Wer was fliegt
Die Privatjets von Milliardären, Popstars, Sportlern, Royals und Unternehmen — 55 Flugzeuge im berichteten Gesamtwert von $4.2B. Nur öffentliche, breit berichtete Informationen; wir verfolgen niemanden.

Alisher Usmanov
Airbus A340-300 · $400M berichtet
Der nach Usmanows Vater benannte und mit seinen Initialen registrierte vierstrahlige A340 soll 238 Millionen US-Dollar plus rund 170 Millionen US-Dollar für die Ausstattung gekostet haben – damit gehört er zu den teuersten Privatflugzeugen aller Zeiten. Nach den Sanktionen wurde er im März 2022 auf der Isle of Man aus dem Register gestrichen und zuletzt in Taschkent geortet.

Roman Abramovich
Boeing 787-8 BBJ · $350M berichtet
Abramowitschs frühere 767-300ER erhielt wegen ihrer Zorro-Masken-Lackierung rund um das Cockpit den Spitznamen „The Bandit“; die 787-8, die sie 2021 ersetzte, behielt den Look und soll nach der Ausstattung rund 350 Millionen US-Dollar gekostet haben. 2022 genehmigte ein US-Bundesrichter die Beschlagnahme der 787 und einer G650ER im Rahmen von Sanktionen, doch die Flugzeuge befanden sich außerhalb der Reichweite der USA.
Mukesh Ambani (Reliance)
Boeing BBJ 737-9 (MAX 9) · $150M berichtet
Indiens erste BBJ MAX 9 traf im August 2024 nach der Ausstattung in der Schweiz ein; die Gesamtkosten wurden mit rund 150 Millionen US-Dollar angegeben.
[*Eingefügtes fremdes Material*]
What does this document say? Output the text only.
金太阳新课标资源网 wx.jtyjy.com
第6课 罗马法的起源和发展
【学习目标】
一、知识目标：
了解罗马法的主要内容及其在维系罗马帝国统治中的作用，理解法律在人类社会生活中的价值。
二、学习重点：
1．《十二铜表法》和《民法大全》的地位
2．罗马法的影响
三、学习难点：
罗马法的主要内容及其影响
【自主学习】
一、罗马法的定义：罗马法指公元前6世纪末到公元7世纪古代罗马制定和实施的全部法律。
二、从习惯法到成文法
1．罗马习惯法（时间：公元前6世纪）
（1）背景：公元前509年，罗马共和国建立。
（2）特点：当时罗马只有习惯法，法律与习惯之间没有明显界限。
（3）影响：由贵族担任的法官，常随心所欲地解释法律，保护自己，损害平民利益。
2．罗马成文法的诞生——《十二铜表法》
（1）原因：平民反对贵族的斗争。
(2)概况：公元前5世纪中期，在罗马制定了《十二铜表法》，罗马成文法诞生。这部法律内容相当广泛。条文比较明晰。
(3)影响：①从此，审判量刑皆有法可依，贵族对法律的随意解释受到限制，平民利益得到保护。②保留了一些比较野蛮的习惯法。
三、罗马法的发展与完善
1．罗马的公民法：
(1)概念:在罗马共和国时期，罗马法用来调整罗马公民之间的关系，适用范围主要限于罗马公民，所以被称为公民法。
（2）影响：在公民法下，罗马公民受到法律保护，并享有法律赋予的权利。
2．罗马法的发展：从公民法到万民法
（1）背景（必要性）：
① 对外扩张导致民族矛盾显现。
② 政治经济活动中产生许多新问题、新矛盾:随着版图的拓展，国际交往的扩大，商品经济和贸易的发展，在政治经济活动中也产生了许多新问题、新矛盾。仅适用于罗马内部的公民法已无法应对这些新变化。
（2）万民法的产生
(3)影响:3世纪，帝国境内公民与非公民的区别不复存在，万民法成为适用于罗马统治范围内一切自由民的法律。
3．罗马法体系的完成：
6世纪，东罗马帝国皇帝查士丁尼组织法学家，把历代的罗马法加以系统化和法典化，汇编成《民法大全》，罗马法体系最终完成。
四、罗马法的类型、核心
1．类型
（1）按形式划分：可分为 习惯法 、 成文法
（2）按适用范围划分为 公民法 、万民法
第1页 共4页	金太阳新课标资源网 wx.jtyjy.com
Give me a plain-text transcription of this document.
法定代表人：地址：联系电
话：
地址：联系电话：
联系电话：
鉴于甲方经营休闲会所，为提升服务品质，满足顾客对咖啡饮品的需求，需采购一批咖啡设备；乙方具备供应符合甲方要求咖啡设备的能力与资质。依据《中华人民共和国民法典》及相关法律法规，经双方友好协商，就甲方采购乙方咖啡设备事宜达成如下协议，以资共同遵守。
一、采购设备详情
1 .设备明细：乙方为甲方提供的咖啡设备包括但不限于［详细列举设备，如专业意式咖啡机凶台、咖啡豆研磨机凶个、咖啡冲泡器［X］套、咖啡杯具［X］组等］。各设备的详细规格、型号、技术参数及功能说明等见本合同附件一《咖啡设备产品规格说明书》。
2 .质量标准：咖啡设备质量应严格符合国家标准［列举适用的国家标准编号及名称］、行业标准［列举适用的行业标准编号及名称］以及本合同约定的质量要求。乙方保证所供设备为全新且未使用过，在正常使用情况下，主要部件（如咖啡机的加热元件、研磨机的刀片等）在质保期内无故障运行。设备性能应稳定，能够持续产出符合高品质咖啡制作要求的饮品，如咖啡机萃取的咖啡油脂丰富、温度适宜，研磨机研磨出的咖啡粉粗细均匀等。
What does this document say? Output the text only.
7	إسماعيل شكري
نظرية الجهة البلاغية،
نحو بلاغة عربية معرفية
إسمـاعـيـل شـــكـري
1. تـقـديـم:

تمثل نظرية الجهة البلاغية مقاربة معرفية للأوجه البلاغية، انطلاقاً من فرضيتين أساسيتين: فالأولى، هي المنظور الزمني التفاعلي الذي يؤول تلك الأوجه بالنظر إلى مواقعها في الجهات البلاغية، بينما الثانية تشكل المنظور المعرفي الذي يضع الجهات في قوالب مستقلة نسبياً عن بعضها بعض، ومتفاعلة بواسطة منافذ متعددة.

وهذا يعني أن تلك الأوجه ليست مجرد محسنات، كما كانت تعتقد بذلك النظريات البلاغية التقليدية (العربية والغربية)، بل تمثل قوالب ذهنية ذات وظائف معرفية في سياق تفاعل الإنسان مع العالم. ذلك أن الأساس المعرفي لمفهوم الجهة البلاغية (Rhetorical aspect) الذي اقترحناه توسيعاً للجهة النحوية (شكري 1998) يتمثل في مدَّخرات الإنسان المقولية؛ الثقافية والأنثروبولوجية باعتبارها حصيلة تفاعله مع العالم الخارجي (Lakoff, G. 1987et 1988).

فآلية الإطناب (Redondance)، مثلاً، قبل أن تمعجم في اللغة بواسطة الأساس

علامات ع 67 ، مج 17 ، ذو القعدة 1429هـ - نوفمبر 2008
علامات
Zur Reliance-Flotte gehörten außerdem ein Airbus ACJ319, zwei Dassault Falcon 900EX, eine Global 6000 und eine Global Express – eine der größten familienkontrollierten Firmenflotten Asiens.

Bernard Arnault (LVMH)
Bombardier Global 7500 · $73M berichtet
LVMH verkaufte seine Global 7500 im Jahr 2022, nachdem französische Twitter-Accounts wie „I Fly Bernard“ begonnen hatten, jeden Flug zu veröffentlichen; Arnault sagte, durch das Mieten von Jets könne „niemand sehen, wohin ich fliege“. Die Episode trug dazu bei, die französische Debatte über Jet-Tracking und Privatjet-Steuern in den Mainstream zu bringen. Zuvor war er eine Dassault Falcon 7X geflogen.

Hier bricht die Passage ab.